Born in 1852, Clegg’s father and mother were Joe and Eliza Clegg (née Clarke). His parents were married in the Church of Ireland parish church at Kilmore (Kilmore Cathedral was built towards the end of the decade) on August 8, 1850. Eliza's place of abode was Crossdoney and the register lists her as the daughter of Patrick Clarke, a soldier in the Scottish regiment. A later Irish census reveals that Eliza was born in Stirling, Scotland. Her husband Joe was by profession commonly known as a ‘peeler’ meaning a constable in the Royal Irish Constabulary. An account in the Anglo-Celt from 1847 mentioning sub-constable Clegg suggests he may have served in either the Belturbet or Templeport district.

The Clegg’s son having finished school found himself gravitate towards writing and drawing. He found work in the newspaper business. Joseph's earliest known cartoons for Irish newspapers were drawn while he plied his trade as a journalist in Omagh. His series of politically inspired cartoons perhaps added an unfiltered flavour to his interpretation of events in Co Tyrone during the by-election of 1881. Clegg himself had Unionist sympathies and in outlook his drawings usually emanated from his personal views as a supporter of the Act of Union that created the United Kingdom of Great Britain (England, Scotland) and Ireland in 1800.

Sentiments

Irish Comics Wiki also highlights important aspects of his career and provides further sources, which when consulted shone a broader light on this otherwise unknown midland cartoonist. His artwork we are informed graced the pages of a variety of loyalist publications, including his own ‘illustrated column’, titled ‘Dan’s Dublin Letter’ for the St Stephen’s Review, a ‘conservative and traditional English magazine'.
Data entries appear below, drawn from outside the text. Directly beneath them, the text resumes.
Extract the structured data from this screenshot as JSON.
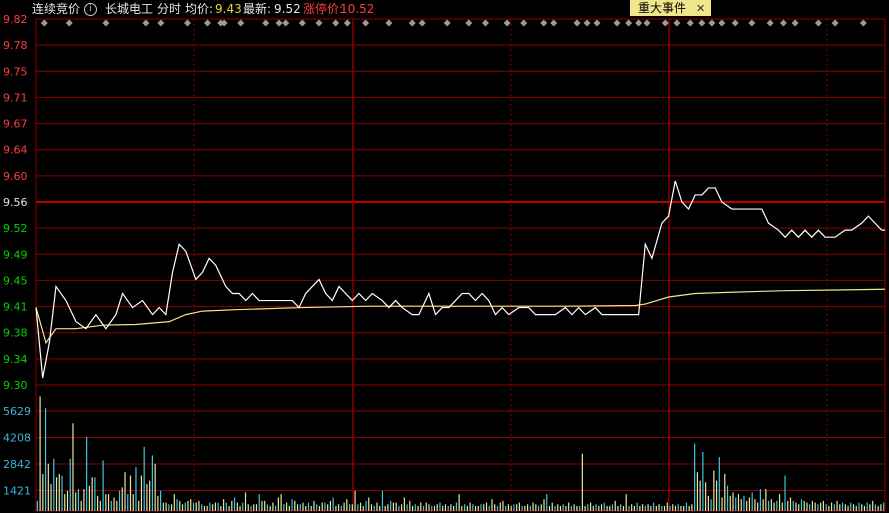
{
  "header": {
    "auction_label": "连续竞价",
    "stock_name": "长城电工",
    "mode": "分时",
    "avg_label": "均价:",
    "avg_value": "9.43",
    "last_label": "最新:",
    "last_value": "9.52",
    "limit_label": "涨停价:",
    "limit_value": "10.52"
  },
  "event_tab": {
    "label": "重大事件",
    "close": "✕"
  },
  "colors": {
    "grid": "#8b0000",
    "up": "#ff3c3c",
    "down": "#00d400",
    "neutral": "#e6e6e6",
    "volume_axis": "#3cb4dc",
    "price_line": "#ffffff",
    "avg_line": "#f0e68c"
  },
  "chart_data": {
    "type": "line",
    "prev_close": 9.56,
    "price_ticks": [
      "9.82",
      "9.78",
      "9.75",
      "9.71",
      "9.67",
      "9.64",
      "9.60",
      "9.56",
      "9.52",
      "9.49",
      "9.45",
      "9.41",
      "9.38",
      "9.34",
      "9.30"
    ],
    "ylim": [
      9.3,
      9.82
    ],
    "volume_ticks": [
      "5629",
      "4208",
      "2842",
      "1421"
    ],
    "volume_ylim": [
      0,
      7000
    ],
    "minutes": 240,
    "price": [
      [
        0,
        9.41
      ],
      [
        4,
        9.31
      ],
      [
        8,
        9.36
      ],
      [
        12,
        9.44
      ],
      [
        18,
        9.42
      ],
      [
        24,
        9.39
      ],
      [
        30,
        9.38
      ],
      [
        36,
        9.4
      ],
      [
        42,
        9.38
      ],
      [
        48,
        9.4
      ],
      [
        52,
        9.43
      ],
      [
        58,
        9.41
      ],
      [
        64,
        9.42
      ],
      [
        70,
        9.4
      ],
      [
        74,
        9.41
      ],
      [
        78,
        9.4
      ],
      [
        82,
        9.46
      ],
      [
        86,
        9.5
      ],
      [
        90,
        9.49
      ],
      [
        96,
        9.45
      ],
      [
        100,
        9.46
      ],
      [
        104,
        9.48
      ],
      [
        108,
        9.47
      ],
      [
        114,
        9.44
      ],
      [
        118,
        9.43
      ],
      [
        122,
        9.43
      ],
      [
        126,
        9.42
      ],
      [
        130,
        9.43
      ],
      [
        134,
        9.42
      ],
      [
        140,
        9.42
      ],
      [
        148,
        9.42
      ],
      [
        154,
        9.42
      ],
      [
        158,
        9.41
      ],
      [
        162,
        9.43
      ],
      [
        166,
        9.44
      ],
      [
        170,
        9.45
      ],
      [
        174,
        9.43
      ],
      [
        178,
        9.42
      ],
      [
        182,
        9.44
      ],
      [
        186,
        9.43
      ],
      [
        190,
        9.42
      ],
      [
        194,
        9.43
      ],
      [
        198,
        9.42
      ],
      [
        202,
        9.43
      ],
      [
        208,
        9.42
      ],
      [
        212,
        9.41
      ],
      [
        216,
        9.42
      ],
      [
        220,
        9.41
      ],
      [
        226,
        9.4
      ],
      [
        230,
        9.4
      ],
      [
        236,
        9.43
      ],
      [
        240,
        9.4
      ],
      [
        244,
        9.41
      ],
      [
        248,
        9.41
      ],
      [
        252,
        9.42
      ],
      [
        256,
        9.43
      ],
      [
        260,
        9.43
      ],
      [
        264,
        9.42
      ],
      [
        268,
        9.43
      ],
      [
        272,
        9.42
      ],
      [
        276,
        9.4
      ],
      [
        280,
        9.41
      ],
      [
        284,
        9.4
      ],
      [
        290,
        9.41
      ],
      [
        296,
        9.41
      ],
      [
        300,
        9.4
      ],
      [
        306,
        9.4
      ],
      [
        312,
        9.4
      ],
      [
        318,
        9.41
      ],
      [
        322,
        9.4
      ],
      [
        326,
        9.41
      ],
      [
        330,
        9.4
      ],
      [
        336,
        9.41
      ],
      [
        340,
        9.4
      ],
      [
        346,
        9.4
      ],
      [
        352,
        9.4
      ],
      [
        358,
        9.4
      ],
      [
        362,
        9.4
      ],
      [
        366,
        9.5
      ],
      [
        370,
        9.48
      ],
      [
        376,
        9.53
      ],
      [
        380,
        9.54
      ],
      [
        384,
        9.59
      ],
      [
        388,
        9.56
      ],
      [
        392,
        9.55
      ],
      [
        396,
        9.57
      ],
      [
        400,
        9.57
      ],
      [
        404,
        9.58
      ],
      [
        408,
        9.58
      ],
      [
        412,
        9.56
      ],
      [
        418,
        9.55
      ],
      [
        424,
        9.55
      ],
      [
        430,
        9.55
      ],
      [
        436,
        9.55
      ],
      [
        440,
        9.53
      ],
      [
        446,
        9.52
      ],
      [
        450,
        9.51
      ],
      [
        454,
        9.52
      ],
      [
        458,
        9.51
      ],
      [
        462,
        9.52
      ],
      [
        466,
        9.51
      ],
      [
        470,
        9.52
      ],
      [
        474,
        9.51
      ],
      [
        480,
        9.51
      ],
      [
        486,
        9.52
      ],
      [
        490,
        9.52
      ],
      [
        496,
        9.53
      ],
      [
        500,
        9.54
      ],
      [
        504,
        9.53
      ],
      [
        508,
        9.52
      ],
      [
        510,
        9.52
      ]
    ],
    "average": [
      [
        0,
        9.41
      ],
      [
        6,
        9.36
      ],
      [
        12,
        9.38
      ],
      [
        24,
        9.38
      ],
      [
        40,
        9.385
      ],
      [
        60,
        9.386
      ],
      [
        80,
        9.39
      ],
      [
        90,
        9.4
      ],
      [
        100,
        9.405
      ],
      [
        120,
        9.407
      ],
      [
        160,
        9.41
      ],
      [
        200,
        9.412
      ],
      [
        240,
        9.412
      ],
      [
        280,
        9.412
      ],
      [
        320,
        9.412
      ],
      [
        360,
        9.413
      ],
      [
        366,
        9.415
      ],
      [
        380,
        9.425
      ],
      [
        396,
        9.43
      ],
      [
        420,
        9.432
      ],
      [
        450,
        9.434
      ],
      [
        480,
        9.435
      ],
      [
        510,
        9.436
      ]
    ],
    "volume": [
      600,
      6800,
      2200,
      6100,
      2800,
      1600,
      3100,
      2000,
      2200,
      2100,
      1000,
      1200,
      3100,
      5200,
      1100,
      1300,
      600,
      1300,
      4400,
      1500,
      2000,
      2000,
      900,
      600,
      3000,
      1000,
      1000,
      600,
      800,
      600,
      1200,
      1400,
      2300,
      1000,
      2100,
      1000,
      2600,
      600,
      2100,
      3800,
      1600,
      1800,
      3300,
      2800,
      900,
      1200,
      500,
      500,
      400,
      400,
      1000,
      700,
      600,
      400,
      500,
      600,
      700,
      500,
      500,
      600,
      400,
      300,
      300,
      500,
      400,
      500,
      500,
      300,
      700,
      500,
      300,
      600,
      800,
      500,
      300,
      500,
      1100,
      400,
      300,
      400,
      400,
      1000,
      600,
      600,
      400,
      300,
      500,
      300,
      800,
      1000,
      400,
      500,
      300,
      700,
      600,
      400,
      400,
      500,
      300,
      500,
      300,
      600,
      400,
      300,
      500,
      500,
      400,
      600,
      800,
      300,
      400,
      300,
      500,
      700,
      400,
      400,
      1200,
      400,
      500,
      300,
      600,
      800,
      400,
      300,
      500,
      300,
      1200,
      300,
      400,
      600,
      500,
      500,
      300,
      400,
      800,
      400,
      600,
      300,
      400,
      300,
      500,
      300,
      500,
      400,
      300,
      300,
      400,
      500,
      300,
      400,
      300,
      400,
      300,
      500,
      1000,
      300,
      400,
      300,
      500,
      400,
      300,
      300,
      400,
      400,
      500,
      300,
      700,
      400,
      300,
      500,
      600,
      300,
      400,
      300,
      400,
      400,
      500,
      300,
      300,
      400,
      300,
      500,
      400,
      300,
      400,
      700,
      1000,
      300,
      500,
      300,
      400,
      300,
      400,
      300,
      500,
      300,
      400,
      300,
      300,
      3400,
      300,
      400,
      500,
      300,
      400,
      300,
      400,
      500,
      300,
      300,
      400,
      600,
      300,
      400,
      300,
      1000,
      300,
      400,
      300,
      500,
      300,
      400,
      300,
      400,
      300,
      500,
      300,
      400,
      300,
      300,
      500,
      300,
      400,
      300,
      400,
      300,
      300,
      500,
      300,
      400,
      4000,
      2300,
      1800,
      3500,
      1700,
      900,
      700,
      2400,
      1800,
      3200,
      800,
      2200,
      1500,
      900,
      1100,
      800,
      1000,
      700,
      900,
      600,
      800,
      1100,
      700,
      500,
      1300,
      700,
      1300,
      600,
      700,
      500,
      600,
      1000,
      500,
      2100,
      600,
      800,
      600,
      500,
      400,
      700,
      600,
      500,
      400,
      600,
      500,
      400,
      500,
      600,
      400,
      300,
      500,
      400,
      600,
      400,
      500,
      400,
      300,
      500,
      400,
      300,
      500,
      400,
      300,
      500,
      400,
      600,
      400,
      300,
      400,
      500
    ],
    "event_markers": [
      5,
      20,
      42,
      66,
      75,
      91,
      103,
      111,
      113,
      123,
      138,
      146,
      150,
      160,
      170,
      180,
      187,
      198,
      212,
      226,
      232,
      247,
      260,
      270,
      283,
      293,
      305,
      311,
      325,
      331,
      337,
      349,
      356,
      362,
      367,
      378,
      385,
      393,
      400,
      406,
      412,
      420,
      430,
      441,
      449,
      456,
      470,
      480,
      497
    ]
  }
}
In the early 1890s he penned numerous caricatures for papers like the ‘Unionist Journal’, and ‘The Warder and Dublin Weekly Mail.’ In the 1890s Clegg served as editor of the ‘Tyrone Constitution'.
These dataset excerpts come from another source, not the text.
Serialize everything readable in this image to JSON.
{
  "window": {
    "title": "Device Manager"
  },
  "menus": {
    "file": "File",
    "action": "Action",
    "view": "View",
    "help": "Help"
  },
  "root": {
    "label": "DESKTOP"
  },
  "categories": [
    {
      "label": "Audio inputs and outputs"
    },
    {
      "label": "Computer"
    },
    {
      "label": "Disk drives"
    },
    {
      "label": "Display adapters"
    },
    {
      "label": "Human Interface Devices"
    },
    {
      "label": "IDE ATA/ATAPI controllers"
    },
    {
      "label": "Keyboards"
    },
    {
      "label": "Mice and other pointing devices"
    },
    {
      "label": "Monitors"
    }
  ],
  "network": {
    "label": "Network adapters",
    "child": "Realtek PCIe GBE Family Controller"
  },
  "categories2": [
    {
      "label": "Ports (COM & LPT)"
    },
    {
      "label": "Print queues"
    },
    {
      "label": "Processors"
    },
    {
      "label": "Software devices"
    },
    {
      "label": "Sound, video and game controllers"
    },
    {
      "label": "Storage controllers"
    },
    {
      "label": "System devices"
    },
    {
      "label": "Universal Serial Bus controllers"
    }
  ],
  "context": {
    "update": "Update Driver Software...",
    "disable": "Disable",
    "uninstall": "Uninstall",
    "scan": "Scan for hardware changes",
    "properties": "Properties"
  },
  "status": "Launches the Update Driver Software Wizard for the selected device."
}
By the first decade of the 20th century, Clegg was churning out anti-Home Rule caricatures for pamphlets produced by the Irish Loyal and Patriotic Union whose aim it appears was to chastise ‘nationalist politicians’ who stepped out of line. His cartoons aimed to stir up negative sentiment over matters like ‘incompetence and corruption'.

By the 1900s, he worked for Dublin newspapers and later served as a war correspondent for a ‘London daily’ during the Great War. He died in July 1922.

Indeed, in the general run of things, most of us enjoy a fun pen and ink drawing. In our present world, Joseph R. Clegg could easily expand those ink skills further to cover current affairs, of which there is plenty to see on the global stage. The following is a great quote from another cartoonist Frank Miller which may inspire all those budding artists out there: ‘As a cartoonist, I'm a caricaturist. First you find out what somebody really looks like, and then you find out what they "really" look like.’ Clegg’s artwork followed that dictum.

If you want to know more about caricaturist Clegg’s work, then the following sources should whet your appetite. See: Joel A. Hollander’s book, ‘Coloured Political Lithographs as Irish Propaganda’, and also, Lawrence W. McBride’s, ‘Historical Imagery in Irish Political Illustrations.’